Цыдып прихлебывал чай из деревянной раскрашенной цветочками чашки и больше ничего не говорил. Не мог же он рассказывать мальчишкам, что по заданию Усатого увозил в тайгу стрелочника Капустина и кладбищенского сторожа Матроса. Они должны возводить избушку в глубокой пади и устраиваться в ней на зиму. Сюда еще не раз привезет он мужиков, убегающих от белочехов, японцев и семеновцев. Сюда Цыдып будет привозить и оружие, полученное по цепочке от Тимофея Кравченко. Парнишки крепко спали, когда к ним на табор приходили Капустин и Матрос. Первые партизаны хотели узнать, что за люди ночуют в кедровнике. Пусть веселые парнишки пьют чай и едут с ним до Лысой горы, а там он свернет к своему улусу.

Глава шестнадцатая

Прощальный звонок

Как всегда, утром ожидали друг друга на мосту. Эдисон что-то задерживался.

— Не придет! — огорчился Пронька. — Дело-то вон какое!..

Но в это время из-за угла, придерживая на боку сумку, вышел серьезный и бледный Шурка.

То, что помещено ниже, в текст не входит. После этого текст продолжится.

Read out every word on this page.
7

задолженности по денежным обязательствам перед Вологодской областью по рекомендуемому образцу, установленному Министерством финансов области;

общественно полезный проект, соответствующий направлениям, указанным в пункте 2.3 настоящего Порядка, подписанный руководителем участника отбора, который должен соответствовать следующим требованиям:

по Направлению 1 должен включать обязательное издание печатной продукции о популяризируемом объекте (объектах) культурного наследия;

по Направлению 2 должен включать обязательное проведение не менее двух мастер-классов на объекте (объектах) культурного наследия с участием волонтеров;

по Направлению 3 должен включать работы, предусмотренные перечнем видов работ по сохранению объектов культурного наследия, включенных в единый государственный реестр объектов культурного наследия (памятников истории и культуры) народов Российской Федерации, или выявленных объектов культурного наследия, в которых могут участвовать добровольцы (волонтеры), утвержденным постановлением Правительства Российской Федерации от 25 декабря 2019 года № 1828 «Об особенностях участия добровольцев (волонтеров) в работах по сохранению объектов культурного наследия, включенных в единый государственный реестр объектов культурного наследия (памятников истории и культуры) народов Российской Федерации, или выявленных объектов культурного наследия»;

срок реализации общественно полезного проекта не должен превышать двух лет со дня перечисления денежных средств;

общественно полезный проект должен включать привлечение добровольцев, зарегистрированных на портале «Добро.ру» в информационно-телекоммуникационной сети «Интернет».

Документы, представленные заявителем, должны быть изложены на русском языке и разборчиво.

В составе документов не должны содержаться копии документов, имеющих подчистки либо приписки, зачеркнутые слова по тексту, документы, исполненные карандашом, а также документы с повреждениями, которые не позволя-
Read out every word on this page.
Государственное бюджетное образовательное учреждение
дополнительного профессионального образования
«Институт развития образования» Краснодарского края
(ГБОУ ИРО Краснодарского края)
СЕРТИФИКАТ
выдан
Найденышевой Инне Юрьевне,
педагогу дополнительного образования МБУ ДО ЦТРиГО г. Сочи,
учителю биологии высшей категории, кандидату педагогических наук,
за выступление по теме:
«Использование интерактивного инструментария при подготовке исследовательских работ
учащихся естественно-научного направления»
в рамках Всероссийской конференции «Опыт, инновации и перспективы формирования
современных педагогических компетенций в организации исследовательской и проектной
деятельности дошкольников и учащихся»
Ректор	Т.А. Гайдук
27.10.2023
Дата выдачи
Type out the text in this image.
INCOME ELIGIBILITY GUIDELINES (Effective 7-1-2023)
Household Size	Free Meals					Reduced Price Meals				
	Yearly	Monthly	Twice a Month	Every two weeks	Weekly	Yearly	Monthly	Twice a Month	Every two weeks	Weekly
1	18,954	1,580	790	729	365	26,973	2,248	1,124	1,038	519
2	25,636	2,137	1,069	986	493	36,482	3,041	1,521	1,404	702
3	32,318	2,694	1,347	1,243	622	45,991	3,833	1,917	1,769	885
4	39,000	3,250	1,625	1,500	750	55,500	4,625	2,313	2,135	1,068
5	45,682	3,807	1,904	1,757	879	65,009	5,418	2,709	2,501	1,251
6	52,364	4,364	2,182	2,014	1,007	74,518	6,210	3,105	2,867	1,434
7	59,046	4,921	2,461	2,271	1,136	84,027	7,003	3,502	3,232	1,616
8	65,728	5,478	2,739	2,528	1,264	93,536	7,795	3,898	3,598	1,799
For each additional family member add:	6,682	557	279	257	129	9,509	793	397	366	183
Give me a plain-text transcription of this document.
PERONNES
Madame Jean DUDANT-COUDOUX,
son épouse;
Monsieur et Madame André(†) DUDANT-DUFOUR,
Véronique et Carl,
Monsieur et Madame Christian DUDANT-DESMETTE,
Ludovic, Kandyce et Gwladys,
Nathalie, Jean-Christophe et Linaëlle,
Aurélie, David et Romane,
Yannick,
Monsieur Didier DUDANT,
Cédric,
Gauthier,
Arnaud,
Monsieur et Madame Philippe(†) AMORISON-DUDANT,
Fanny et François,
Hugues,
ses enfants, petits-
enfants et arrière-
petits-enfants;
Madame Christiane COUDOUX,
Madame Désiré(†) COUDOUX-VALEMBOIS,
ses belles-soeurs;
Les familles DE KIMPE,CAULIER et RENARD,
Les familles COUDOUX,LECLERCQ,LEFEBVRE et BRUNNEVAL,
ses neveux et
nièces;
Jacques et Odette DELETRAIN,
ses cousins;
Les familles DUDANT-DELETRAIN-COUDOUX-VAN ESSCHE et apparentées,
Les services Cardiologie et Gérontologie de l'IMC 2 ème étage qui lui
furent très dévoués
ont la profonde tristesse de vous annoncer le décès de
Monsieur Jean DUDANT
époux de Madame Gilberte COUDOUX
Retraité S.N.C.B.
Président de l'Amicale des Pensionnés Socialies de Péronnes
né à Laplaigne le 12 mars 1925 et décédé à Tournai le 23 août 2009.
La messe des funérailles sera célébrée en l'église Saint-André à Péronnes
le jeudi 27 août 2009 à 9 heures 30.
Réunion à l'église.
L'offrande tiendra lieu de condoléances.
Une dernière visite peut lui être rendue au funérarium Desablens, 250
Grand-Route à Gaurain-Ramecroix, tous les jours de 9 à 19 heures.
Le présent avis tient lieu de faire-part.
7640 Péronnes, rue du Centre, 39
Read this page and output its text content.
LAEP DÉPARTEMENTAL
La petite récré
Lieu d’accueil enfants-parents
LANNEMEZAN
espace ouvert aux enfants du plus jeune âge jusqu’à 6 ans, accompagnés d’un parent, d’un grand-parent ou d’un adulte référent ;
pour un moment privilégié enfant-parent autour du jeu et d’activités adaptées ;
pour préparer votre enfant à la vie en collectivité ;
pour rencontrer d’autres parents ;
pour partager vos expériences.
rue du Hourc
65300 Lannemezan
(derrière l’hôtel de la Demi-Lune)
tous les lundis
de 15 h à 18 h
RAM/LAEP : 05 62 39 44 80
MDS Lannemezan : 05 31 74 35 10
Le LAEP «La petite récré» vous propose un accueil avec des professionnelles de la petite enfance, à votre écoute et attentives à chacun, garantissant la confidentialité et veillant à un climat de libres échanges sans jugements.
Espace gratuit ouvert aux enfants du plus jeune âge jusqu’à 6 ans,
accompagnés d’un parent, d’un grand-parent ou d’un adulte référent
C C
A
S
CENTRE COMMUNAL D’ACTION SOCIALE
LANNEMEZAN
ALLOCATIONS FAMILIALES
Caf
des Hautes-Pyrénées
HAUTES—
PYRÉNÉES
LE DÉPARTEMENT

— Слыхали? — спросил он тихо, глядя куда-то в сторону.

Конечно, об этом все узнали еще вчера, когда вернулись с шишками.

— Иду в последний разок!

— Может, еще устроится, — попытался подбодрить Костя.

Но Шурка только гмыкнул. Шли мрачные и молчаливые.

На крыльце школы Шурку остановил Химоза — так называли преподавателя химии.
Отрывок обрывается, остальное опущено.